MacKay attended Solihull School, an independent school in Solihull, West Midlands. After leaving school he chaired the Solihull Young Conservatives. He has worked as an estate agent and company director.
MacKay first entered parliament in 1977, after taking Birmingham Stechford from Labour at the Birmingham Stechford by-election. He lost the seat at the 1979 general election, but re-entered parliament in 1983 as MP for East Berkshire. He was deputy Chief Whip under John Major, and was Shadow Secretary of State for Northern Ireland from 1997 to September 2001 during the leadership of William Hague. He was on the backbenches subsequently, but was appointed a Conservative Deputy Chairman in September 2004 with responsibility for candidates, and, after David Cameron's election in November 2005 as Leader of the Conservative Party, MacKay became a Senior Parliamentary/Political Adviser to the new Conservative leader.
MacKay and Kirkbride own two homes: one in her constituency; and a flat close to Parliament in Westminster. In a case of so-called "double-dipping," according to The Daily Telegraph, MacKay had used his Additional Costs Allowance to claim more than £1,000 a month in mortgage interest payments on their joint Westminster flat. His wife used her Additional Costs Allowance to claim over £900 a month on paying off the mortgage for their family home near her constituency.
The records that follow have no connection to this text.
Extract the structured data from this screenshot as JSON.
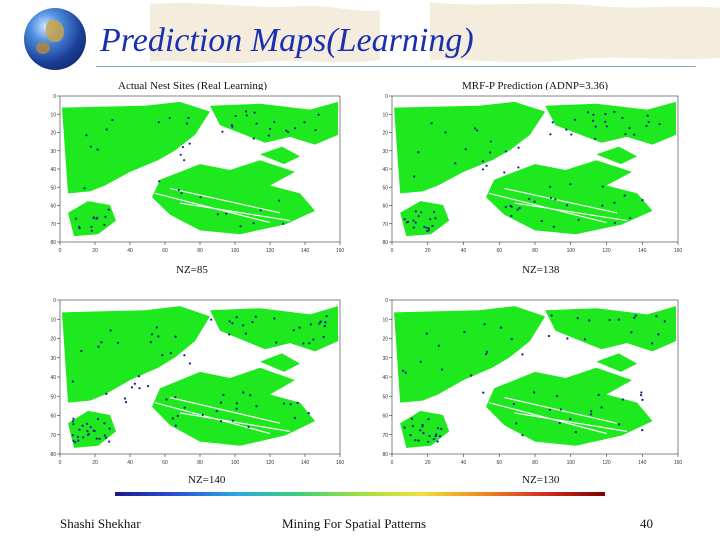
{
  "slide": {
    "title": "Prediction Maps(Learning)",
    "footer_author": "Shashi Shekhar",
    "footer_center": "Mining For Spatial Patterns",
    "page_number": "40"
  },
  "panels": [
    {
      "title": "Actual Nest Sites (Real Learning)",
      "nz": "NZ=85",
      "x_ticks": [
        "0",
        "20",
        "40",
        "60",
        "80",
        "100",
        "120",
        "140",
        "160"
      ],
      "y_ticks": [
        "0",
        "10",
        "20",
        "30",
        "40",
        "50",
        "60",
        "70",
        "80"
      ]
    },
    {
      "title": "MRF-P Prediction (ADNP=3.36)",
      "nz": "NZ=138",
      "x_ticks": [
        "0",
        "20",
        "40",
        "60",
        "80",
        "100",
        "120",
        "140",
        "160"
      ],
      "y_ticks": [
        "0",
        "10",
        "20",
        "30",
        "40",
        "50",
        "60",
        "70",
        "80"
      ]
    },
    {
      "title": "",
      "nz": "NZ=140",
      "x_ticks": [
        "0",
        "20",
        "40",
        "60",
        "80",
        "100",
        "120",
        "140",
        "160"
      ],
      "y_ticks": [
        "0",
        "10",
        "20",
        "30",
        "40",
        "50",
        "60",
        "70",
        "80"
      ]
    },
    {
      "title": "",
      "nz": "NZ=130",
      "x_ticks": [
        "0",
        "20",
        "40",
        "60",
        "80",
        "100",
        "120",
        "140",
        "160"
      ],
      "y_ticks": [
        "0",
        "10",
        "20",
        "30",
        "40",
        "50",
        "60",
        "70",
        "80"
      ]
    }
  ],
  "colors": {
    "title": "#1a2fb0",
    "land": "#1ee81e",
    "nest": "#10208a"
  }
}
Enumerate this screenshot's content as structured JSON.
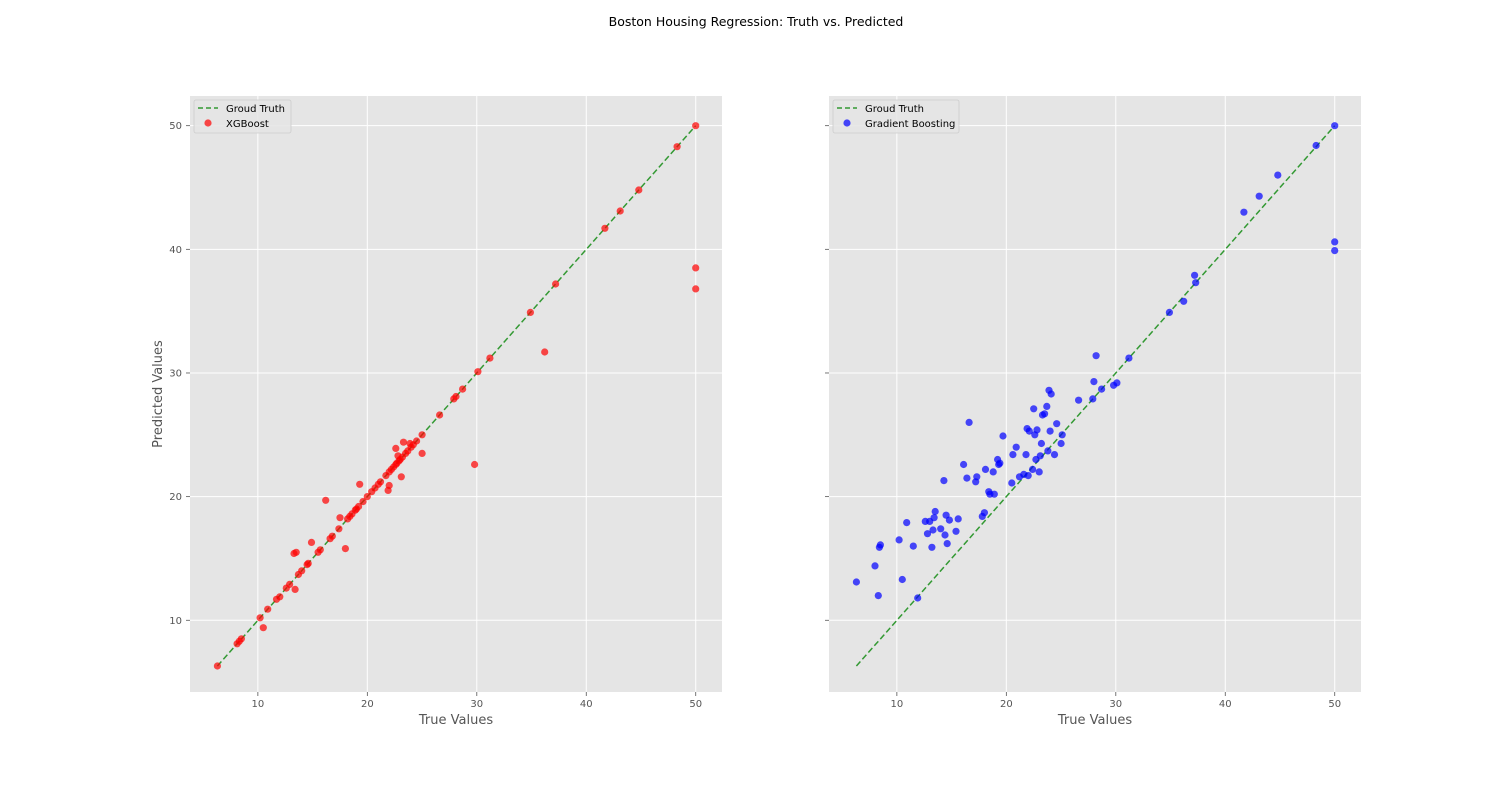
{
  "figure": {
    "suptitle": "Boston Housing Regression: Truth vs. Predicted",
    "background": "#ffffff",
    "axes_facecolor": "#e5e5e5",
    "grid_color": "#ffffff"
  },
  "chart_data": [
    {
      "type": "scatter",
      "title": "",
      "xlabel": "True Values",
      "ylabel": "Predicted Values",
      "xlim": [
        3.8,
        52.4
      ],
      "ylim": [
        4.2,
        52.4
      ],
      "xticks": [
        10,
        20,
        30,
        40,
        50
      ],
      "yticks": [
        10,
        20,
        30,
        40,
        50
      ],
      "show_yticklabels": true,
      "grid": true,
      "legend_position": "upper-left",
      "line": {
        "name": "Groud Truth",
        "style": "dashed",
        "color": "#339933",
        "x": [
          6.3,
          8.1,
          8.4,
          10.2,
          10.9,
          11.7,
          12.7,
          13.1,
          13.8,
          14.5,
          15.6,
          16.6,
          17.5,
          18.4,
          18.9,
          19.3,
          20.0,
          20.6,
          21.0,
          21.7,
          22.0,
          22.3,
          22.6,
          22.9,
          23.2,
          23.7,
          24.1,
          24.5,
          25.0,
          26.6,
          28.1,
          28.7,
          30.1,
          31.2,
          34.9,
          37.2,
          41.7,
          43.1,
          44.8,
          48.3,
          50.0
        ],
        "y": [
          6.3,
          8.1,
          8.4,
          10.2,
          10.9,
          11.7,
          12.7,
          13.1,
          13.8,
          14.5,
          15.6,
          16.6,
          17.5,
          18.4,
          18.9,
          19.3,
          20.0,
          20.6,
          21.0,
          21.7,
          22.0,
          22.3,
          22.6,
          22.9,
          23.2,
          23.7,
          24.1,
          24.5,
          25.0,
          26.6,
          28.1,
          28.7,
          30.1,
          31.2,
          34.9,
          37.2,
          41.7,
          43.1,
          44.8,
          48.3,
          50.0
        ]
      },
      "series": [
        {
          "name": "XGBoost",
          "color": "#ff0000",
          "x": [
            6.3,
            8.1,
            8.3,
            8.5,
            10.2,
            10.5,
            10.9,
            11.7,
            12.0,
            12.6,
            12.9,
            13.3,
            13.4,
            13.5,
            13.7,
            14.0,
            14.5,
            14.6,
            14.9,
            15.5,
            15.7,
            16.2,
            16.6,
            16.8,
            17.4,
            17.5,
            18.0,
            18.2,
            18.4,
            18.6,
            18.9,
            19.0,
            19.2,
            19.3,
            19.6,
            20.0,
            20.4,
            20.7,
            21.0,
            21.2,
            21.7,
            21.9,
            22.0,
            22.0,
            22.2,
            22.4,
            22.6,
            22.6,
            22.7,
            22.8,
            22.9,
            23.0,
            23.1,
            23.2,
            23.3,
            23.5,
            23.7,
            23.9,
            24.0,
            24.2,
            24.5,
            25.0,
            25.0,
            26.6,
            27.9,
            28.1,
            28.7,
            29.8,
            30.1,
            31.2,
            34.9,
            36.2,
            37.2,
            41.7,
            43.1,
            44.8,
            48.3,
            50.0,
            50.0,
            50.0
          ],
          "y": [
            6.3,
            8.1,
            8.3,
            8.5,
            10.2,
            9.4,
            10.9,
            11.7,
            11.9,
            12.6,
            12.9,
            15.4,
            12.5,
            15.5,
            13.7,
            14.0,
            14.5,
            14.6,
            16.3,
            15.5,
            15.7,
            19.7,
            16.6,
            16.8,
            17.4,
            18.3,
            15.8,
            18.2,
            18.4,
            18.6,
            18.9,
            19.0,
            19.2,
            21.0,
            19.6,
            20.0,
            20.4,
            20.7,
            21.0,
            21.2,
            21.7,
            20.5,
            20.9,
            22.0,
            22.2,
            22.4,
            22.6,
            23.9,
            22.7,
            23.3,
            22.9,
            23.0,
            21.6,
            23.2,
            24.4,
            23.5,
            23.7,
            24.3,
            24.0,
            24.2,
            24.5,
            25.0,
            23.5,
            26.6,
            27.9,
            28.1,
            28.7,
            22.6,
            30.1,
            31.2,
            34.9,
            31.7,
            37.2,
            41.7,
            43.1,
            44.8,
            48.3,
            50.0,
            38.5,
            36.8
          ]
        }
      ]
    },
    {
      "type": "scatter",
      "title": "",
      "xlabel": "True Values",
      "ylabel": "",
      "xlim": [
        3.8,
        52.4
      ],
      "ylim": [
        4.2,
        52.4
      ],
      "xticks": [
        10,
        20,
        30,
        40,
        50
      ],
      "yticks": [
        10,
        20,
        30,
        40,
        50
      ],
      "show_yticklabels": false,
      "grid": true,
      "legend_position": "upper-left",
      "line": {
        "name": "Groud Truth",
        "style": "dashed",
        "color": "#339933",
        "x": [
          6.3,
          8.1,
          8.4,
          10.2,
          10.9,
          11.7,
          12.7,
          13.1,
          13.8,
          14.5,
          15.6,
          16.6,
          17.5,
          18.4,
          18.9,
          19.3,
          20.0,
          20.6,
          21.0,
          21.7,
          22.0,
          22.3,
          22.6,
          22.9,
          23.2,
          23.7,
          24.1,
          24.5,
          25.0,
          26.6,
          28.1,
          28.7,
          30.1,
          31.2,
          34.9,
          37.2,
          41.7,
          43.1,
          44.8,
          48.3,
          50.0
        ],
        "y": [
          6.3,
          8.1,
          8.4,
          10.2,
          10.9,
          11.7,
          12.7,
          13.1,
          13.8,
          14.5,
          15.6,
          16.6,
          17.5,
          18.4,
          18.9,
          19.3,
          20.0,
          20.6,
          21.0,
          21.7,
          22.0,
          22.3,
          22.6,
          22.9,
          23.2,
          23.7,
          24.1,
          24.5,
          25.0,
          26.6,
          28.1,
          28.7,
          30.1,
          31.2,
          34.9,
          37.2,
          41.7,
          43.1,
          44.8,
          48.3,
          50.0
        ]
      },
      "series": [
        {
          "name": "Gradient Boosting",
          "color": "#0000ff",
          "x": [
            6.3,
            8.0,
            8.3,
            8.4,
            8.5,
            10.2,
            10.5,
            10.9,
            11.5,
            11.9,
            12.6,
            12.8,
            13.0,
            13.2,
            13.3,
            13.4,
            13.5,
            14.0,
            14.3,
            14.4,
            14.5,
            14.6,
            14.8,
            15.4,
            15.6,
            16.1,
            16.4,
            16.6,
            17.2,
            17.3,
            17.8,
            18.0,
            18.1,
            18.4,
            18.5,
            18.8,
            18.9,
            19.2,
            19.3,
            19.4,
            19.7,
            20.5,
            20.6,
            20.9,
            21.2,
            21.6,
            21.8,
            21.9,
            22.0,
            22.1,
            22.4,
            22.5,
            22.6,
            22.7,
            22.8,
            23.0,
            23.1,
            23.2,
            23.3,
            23.5,
            23.7,
            23.8,
            23.9,
            24.0,
            24.1,
            24.4,
            24.6,
            25.0,
            25.1,
            26.6,
            27.9,
            28.0,
            28.2,
            28.7,
            29.8,
            30.1,
            31.2,
            34.9,
            36.2,
            37.2,
            37.3,
            41.7,
            43.1,
            44.8,
            48.3,
            50.0,
            50.0,
            50.0
          ],
          "y": [
            13.1,
            14.4,
            12.0,
            15.9,
            16.1,
            16.5,
            13.3,
            17.9,
            16.0,
            11.8,
            18.0,
            17.0,
            18.0,
            15.9,
            17.3,
            18.3,
            18.8,
            17.4,
            21.3,
            16.9,
            18.5,
            16.2,
            18.1,
            17.2,
            18.2,
            22.6,
            21.5,
            26.0,
            21.2,
            21.6,
            18.4,
            18.7,
            22.2,
            20.4,
            20.2,
            22.0,
            20.2,
            23.0,
            22.6,
            22.7,
            24.9,
            21.1,
            23.4,
            24.0,
            21.6,
            21.8,
            23.4,
            25.5,
            21.7,
            25.3,
            22.2,
            27.1,
            25.0,
            23.0,
            25.4,
            22.0,
            23.3,
            24.3,
            26.6,
            26.7,
            27.3,
            23.7,
            28.6,
            25.3,
            28.3,
            23.4,
            25.9,
            24.3,
            25.0,
            27.8,
            27.9,
            29.3,
            31.4,
            28.7,
            29.0,
            29.2,
            31.2,
            34.9,
            35.8,
            37.9,
            37.3,
            43.0,
            44.3,
            46.0,
            48.4,
            50.0,
            40.6,
            39.9
          ]
        }
      ]
    }
  ]
}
This means they effectively had no main home but two second homes – and were using public funds to pay for both of them. During 2008–9, MacKay claimed a total of £23,083 under Additional Costs Allowance, while Kirkbride claimed £22,575. They also claimed for each other's travel costs, with Kirkbride claiming £1,392 to meet spouse travel, while MacKay claimed £408. On 14 May 2009, he resigned from his position as parliamentary aide to Cameron in the wake of the furore over Parliamentary expenses after what was described as an "unacceptable" expenses claim.
At a public meeting in his constituency on 22 May he had been heckled, and called a "thieving toad" according to The Independent.
In an interview with Matthew Amroliwala on BBC News the following morning, MacKay apologised for his error of judgement. In what he claimed was an agreed procedure with the Parliamentary Claims office, he had designated their Westminster home as his secondary home, while Kirkbride has designated the Bromsgrove house as her second home. MacKay announced that the procedure had been ongoing for eight or nine years, and that he would be repaying the monies after taking advice from the Conservatives scrutiny committee.
On 23 May 2009, after a telephone call from Cameron, it was announced that MacKay would stand down at the 2010 general election.
In 1974 MacKay married Diana Joy Kinchin; they had two children, but divorced in 1996. The following year, MacKay married Julie Kirkbride, a fellow Conservative MP; the couple have a son.